Deitado no chão, imobilizado, Ren fixava o olhar na loja em chamas, sentindo um vazio profundo, maior do que sua mente de criança podia compreender.
A explosão atraiu a atenção de um pequeno grupo de sobreviventes que passava por perto. Por sorte, entre eles havia um sorcerer com habilidades de cura. Embora ele tenha conseguido estabilizar Ren, seus poderes eram limitados e o tratamento deixou sequelas profundas. O garoto perdeu o olho esquerdo de forma irreversível, agora uma órbita vazia que nunca seria preenchida novamente. A sensibilidade em grande parte do seu rosto se foi, deixando a pele rígida e sem vida, como se estivesse coberta por uma máscara insensível ao toque. Os tendões de suas mãos, gravemente danificados, comprometiam seus movimentos, tornando tarefas simples um esforço doloroso.
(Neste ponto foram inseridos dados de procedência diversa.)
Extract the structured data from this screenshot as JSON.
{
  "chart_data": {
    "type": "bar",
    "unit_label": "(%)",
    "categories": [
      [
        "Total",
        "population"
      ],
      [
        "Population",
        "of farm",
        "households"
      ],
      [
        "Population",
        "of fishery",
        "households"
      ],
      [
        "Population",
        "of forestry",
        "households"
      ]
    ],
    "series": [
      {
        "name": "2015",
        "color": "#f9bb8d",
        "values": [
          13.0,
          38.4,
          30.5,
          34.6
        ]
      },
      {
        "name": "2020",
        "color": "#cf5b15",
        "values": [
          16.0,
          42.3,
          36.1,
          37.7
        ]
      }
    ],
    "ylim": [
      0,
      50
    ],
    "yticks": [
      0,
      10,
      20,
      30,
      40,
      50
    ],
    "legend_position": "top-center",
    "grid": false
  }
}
O mais chocante, no entanto, eram as cicatrizes. As queimaduras haviam deformado sua pele, cobrindo seu rosto, braços e pernas com cicatrizes grossas, enrugadas e irregulares. Seu rosto, outrora comum, agora parecia o de uma criatura estranha. A carne derretida pela explosão se esticava de forma grotesca, desfigurando suas feições a ponto de ser quase impossível reconhecer o garoto que ele havia sido.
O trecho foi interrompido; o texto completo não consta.